Недели через две, взяв в попутчики старика Черноскутова, Устинья насыпала несколько мешков с зерном и выехала на водяную мельницу, которая стояла где-то под Усть-Уйской. Но смолоть хлеб там не пришлось: весенним половодьем сорвало мост через Тобол. Устинья с Черноскутовым повернули лошадей на паровую мельницу Фирсова.

— Должно, завозно там, — высказал опасение старик. — С неделю, пожалуй, жить придется. Чем будем питаться? — и, скосив глаза на узелок с хлебом, почесал рыжую бороду.

— Проживем как-нибудь, — махнула рукой Устинья и, соскочив, взялась за тяж, помогая коню вытащить воз из грязи.

Слабосильная лошадь Устиньи с трудом тащила телегу, часто останавливалась. Овса у Лупана не было с зимы.

Поднявшись на косогор, с которого хорошо была видна мельница, Черноскутов покачал головой. В степи, возле построек, точно огромный цыганский табор, виднелись телеги помольцев с поднятыми вверх оглоблями. Из огромной железной трубы густыми клубами валил дым и, расстилаясь черным облаком, висел над рекой. Было слышно, как рокотал паровик. Зоркие глаза Черноскутова заметили среди сновавших казаков в форменных фуражках войлочные шляпы мужиков и меховые шапки казахов.

— Народу собралось — тьма! — кивнул он в сторону мельницы. — Со всех сторон понаехали. Хоть обратно заворачивай.

— Тянуться такую даль с возами и вернуться домой без муки — тоже не дело.
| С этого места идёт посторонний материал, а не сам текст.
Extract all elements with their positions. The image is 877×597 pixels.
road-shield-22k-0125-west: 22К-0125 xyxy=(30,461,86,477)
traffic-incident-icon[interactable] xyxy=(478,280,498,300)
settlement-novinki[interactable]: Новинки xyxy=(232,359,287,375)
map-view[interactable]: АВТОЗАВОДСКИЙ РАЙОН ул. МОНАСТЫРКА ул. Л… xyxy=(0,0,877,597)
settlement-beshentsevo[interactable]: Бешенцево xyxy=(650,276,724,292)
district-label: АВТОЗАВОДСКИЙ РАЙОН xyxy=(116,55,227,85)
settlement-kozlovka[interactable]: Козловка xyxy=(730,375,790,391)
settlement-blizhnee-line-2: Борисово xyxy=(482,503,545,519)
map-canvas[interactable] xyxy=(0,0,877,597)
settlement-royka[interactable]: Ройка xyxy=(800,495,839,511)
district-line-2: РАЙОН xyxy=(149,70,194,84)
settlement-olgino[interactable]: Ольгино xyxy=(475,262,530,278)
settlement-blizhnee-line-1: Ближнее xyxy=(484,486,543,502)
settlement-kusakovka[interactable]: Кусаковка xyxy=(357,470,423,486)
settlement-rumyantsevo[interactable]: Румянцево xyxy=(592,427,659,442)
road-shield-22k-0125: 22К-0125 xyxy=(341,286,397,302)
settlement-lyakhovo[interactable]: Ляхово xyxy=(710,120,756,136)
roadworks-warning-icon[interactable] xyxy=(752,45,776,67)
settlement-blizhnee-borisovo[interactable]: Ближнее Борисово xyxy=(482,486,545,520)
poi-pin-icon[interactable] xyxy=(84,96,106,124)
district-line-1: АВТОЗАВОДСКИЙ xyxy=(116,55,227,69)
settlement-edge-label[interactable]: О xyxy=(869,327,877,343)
Поедем! — заявила Устинья.

К мельничным весам из-за людской давки пробраться было трудно. Перешагивая через мешки, Черноскутов и Устинья остановились недалеко от хозяйского амбара, куда ссыпался гарнцевый сбор.

На широкой поляне против мельницы расположились группами помольцы. Слышался шумный говор. Казаки сидели обособленно, бросая недружелюбные взгляды на остальных. Устинья заметила в их кругу Силу Ведерникова. Поодаль, поджав под себя ноги, о чем-то оживленно беседовали казахи. По отдельным выкрикам, возбужденным лицам мужиков чувствовалось, что пахнет дракой. Вскоре пришел весовщик, угрюмый, нескладный парень.

— Казакам будем молоть в первую очередь, мужикам — во вторую, а казахам — после всех, — объявил он.

— Что это за порядки? — раздался голос из толпы мужиков. — Кто раньше записался на очередь, тому и молоть!

— Я ничего не знаю, — махнул рукой весовщик, — так хозяин велел. Казаки, подходи! — Парень брякнул коромыслом весов и стал подготавливать гири.